Baseline characteristics, pre-specified bevacizumab-related adverse events, and efficacy data were collected from mCRC patients who were treated with B-CTX.

Results

The data from 210 patients (median age 63 years, males 61.4%) treated with B-CTX in the 1st line setting were included in the evaluation. The ECOG performance status (PS) at baseline was 0 in 58%, 1 in 38% and 2 in 4% of patients. Majority of the 210 patients received irinotecan-based chemotherapy (68%) as 1st line treatment and 105 patients (50%) received bevacizumab maintenance therapy. Complete response (CR) was reported in 6%, partial response (PR) in 35% and stable disease (SD) in 34% of the patients. The median progression-free survival (mPFS) was 10.9 months (95% confidence interval [CI], 10.1 - 12.1) and median overall survival (mOS) was 23.7 months (95% CI, 21.6 – 28.9) with 32.2% patients alive after 3-year follow-up.
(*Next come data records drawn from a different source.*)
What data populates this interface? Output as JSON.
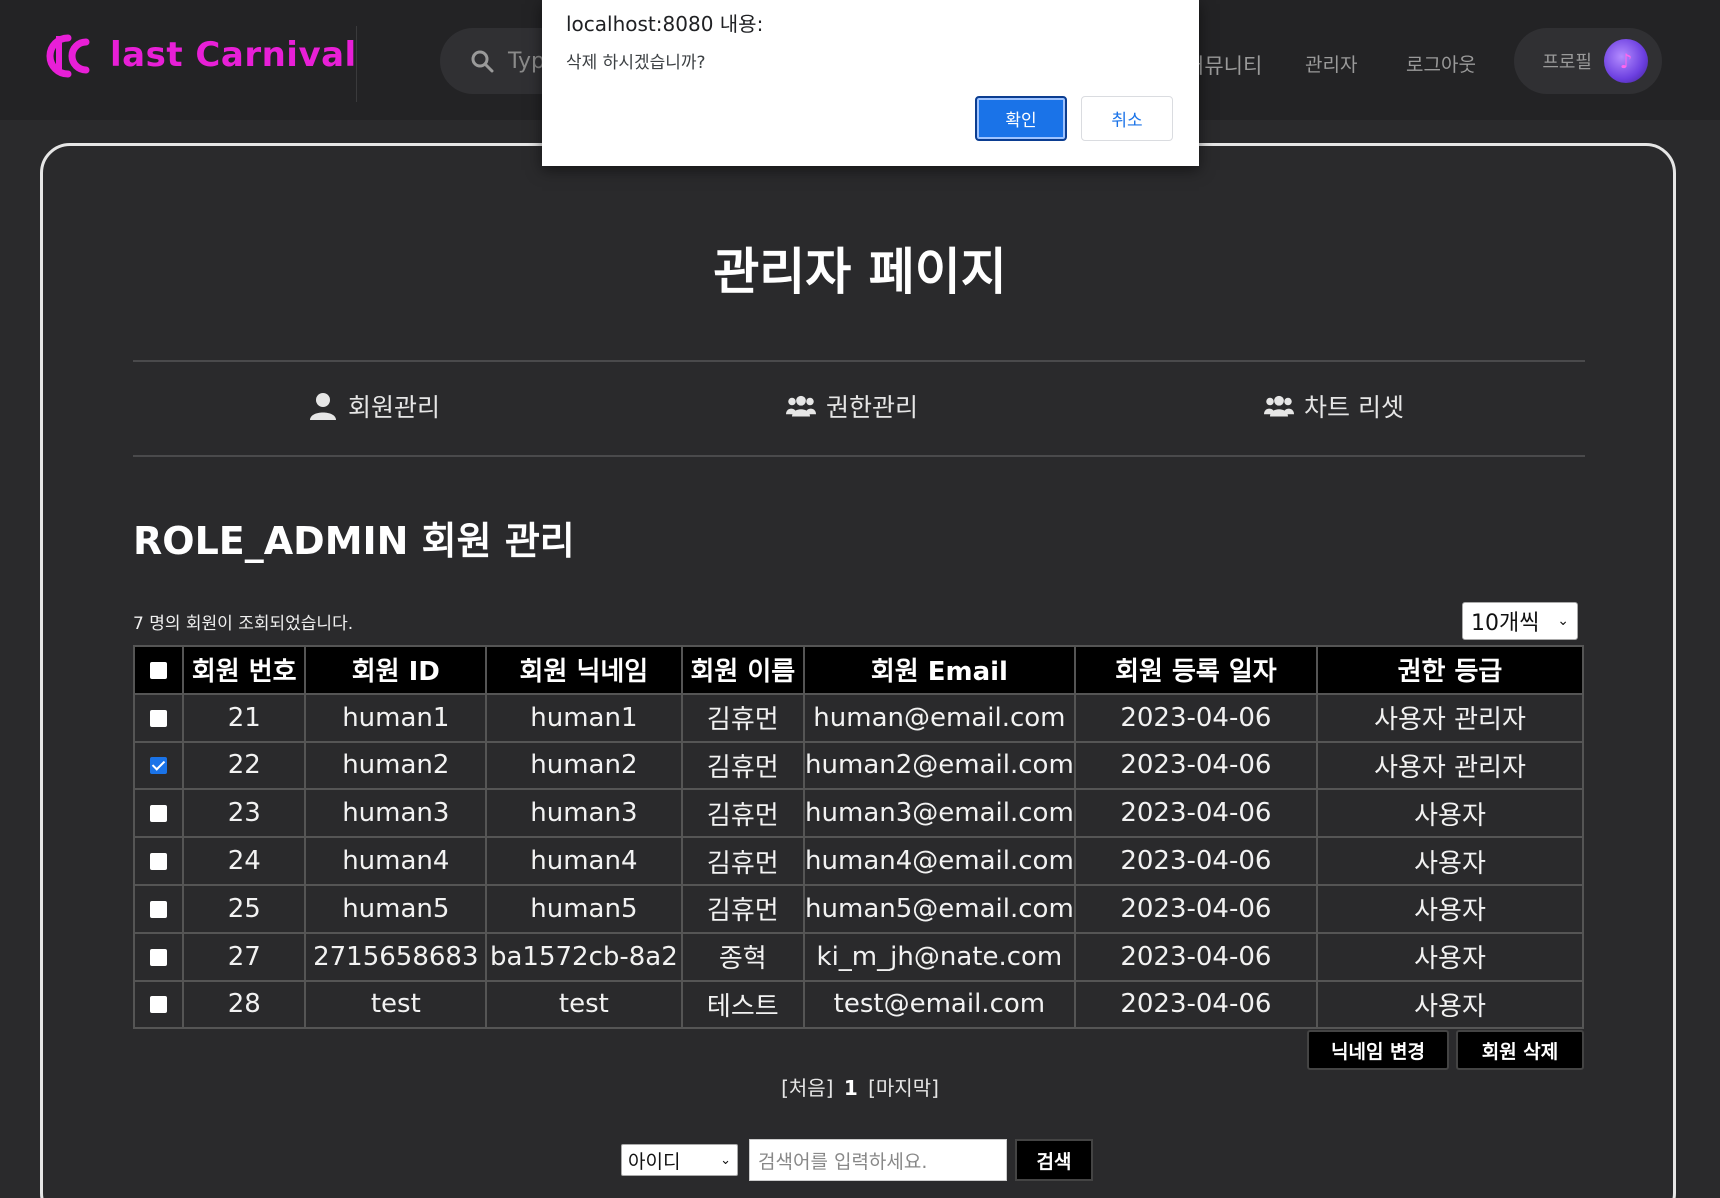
{
  "brand": {
    "logo_text": "last Carnival",
    "accent": "#e81fd7"
  },
  "header": {
    "search_placeholder": "Typ",
    "nav": [
      "커뮤니티",
      "관리자",
      "로그아웃"
    ],
    "profile_label": "프로필"
  },
  "page": {
    "title": "관리자 페이지"
  },
  "tabs": [
    {
      "label": "회원관리",
      "icon": "user-icon"
    },
    {
      "label": "권한관리",
      "icon": "users-icon"
    },
    {
      "label": "차트 리셋",
      "icon": "users-icon"
    }
  ],
  "section": {
    "title": "ROLE_ADMIN 회원 관리",
    "count_text": "7 명의 회원이 조회되었습니다.",
    "page_size": "10개씩"
  },
  "table": {
    "headers": [
      "회원 번호",
      "회원 ID",
      "회원 닉네임",
      "회원 이름",
      "회원 Email",
      "회원 등록 일자",
      "권한 등급"
    ],
    "rows": [
      {
        "checked": false,
        "cells": [
          "21",
          "human1",
          "human1",
          "김휴먼",
          "human@email.com",
          "2023-04-06",
          "사용자 관리자"
        ]
      },
      {
        "checked": true,
        "cells": [
          "22",
          "human2",
          "human2",
          "김휴먼",
          "human2@email.com",
          "2023-04-06",
          "사용자 관리자"
        ]
      },
      {
        "checked": false,
        "cells": [
          "23",
          "human3",
          "human3",
          "김휴먼",
          "human3@email.com",
          "2023-04-06",
          "사용자"
        ]
      },
      {
        "checked": false,
        "cells": [
          "24",
          "human4",
          "human4",
          "김휴먼",
          "human4@email.com",
          "2023-04-06",
          "사용자"
        ]
      },
      {
        "checked": false,
        "cells": [
          "25",
          "human5",
          "human5",
          "김휴먼",
          "human5@email.com",
          "2023-04-06",
          "사용자"
        ]
      },
      {
        "checked": false,
        "cells": [
          "27",
          "2715658683",
          "ba1572cb-8a2",
          "종혁",
          "ki_m_jh@nate.com",
          "2023-04-06",
          "사용자"
        ]
      },
      {
        "checked": false,
        "cells": [
          "28",
          "test",
          "test",
          "테스트",
          "test@email.com",
          "2023-04-06",
          "사용자"
        ]
      }
    ]
  },
  "actions": {
    "change_nickname": "닉네임 변경",
    "delete_member": "회원 삭제"
  },
  "pagination": {
    "first": "[처음]",
    "current": "1",
    "last": "[마지막]"
  },
  "search": {
    "field": "아이디",
    "placeholder": "검색어를 입력하세요.",
    "button": "검색"
  },
  "dialog": {
    "title": "localhost:8080 내용:",
    "message": "삭제 하시겠습니까?",
    "ok": "확인",
    "cancel": "취소",
    "ok_color": "#1a73e8"
  }
}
Metastasectomy was performed in 38 (18.1%) patients; 147 patients had liver metastasis, and liver metastasectomy was performed in 31 (21.1%) patient. Overall rates of bevacizumab-related grade 1-2/3-4 adverse events were (%): proteinuria 21/1, hypertension 17/3, thromboembolic events 3/4, infection 3/2 and haemorrhage 2/1. Subgroup Elderly (>70 years) patients presented 22.4% of all patients and they had worse performance status (PS2/3 62.4%) than patients in <70 years group (35.8%). However, metastasectomy was performed in 15% of elderly patients and 21.2% of patients in <70 years group. Difference in disease control rate (DCR) was mainly due to inability to assess response in elderly group (64.6% in elderly and 77.8% in <70 years group). The mPFS was 10.2 (95% CI, 6.7 - 16.2) and 11.1 (95% CI, 10.1 - 12.2) months in elderly and <70 years group, respectively. The mOS was 18.3 (95% CI, 12.4 – 29.0) and 27.0 (95% CI, 22.5 - 31.8) months for elderly and <70 years group, respectively. Three-year survival rate was 27.7% and 33.4% in elderly vs. <70 years group. Overall rates of bevacizumab-related adverse events were similar in both groups (%): proteinuria 21/22, hypertension 23/19, haemorrhage 2/4 and thromboembolic events 10/6, for elderly and <70 years group, respectively.

Conclusion

We concluded that in routine clinical practice, the combination of bevacizumab and chemotherapy is an effective and well-tolerated regimen for elderly patients with metastatic colorectal cancer.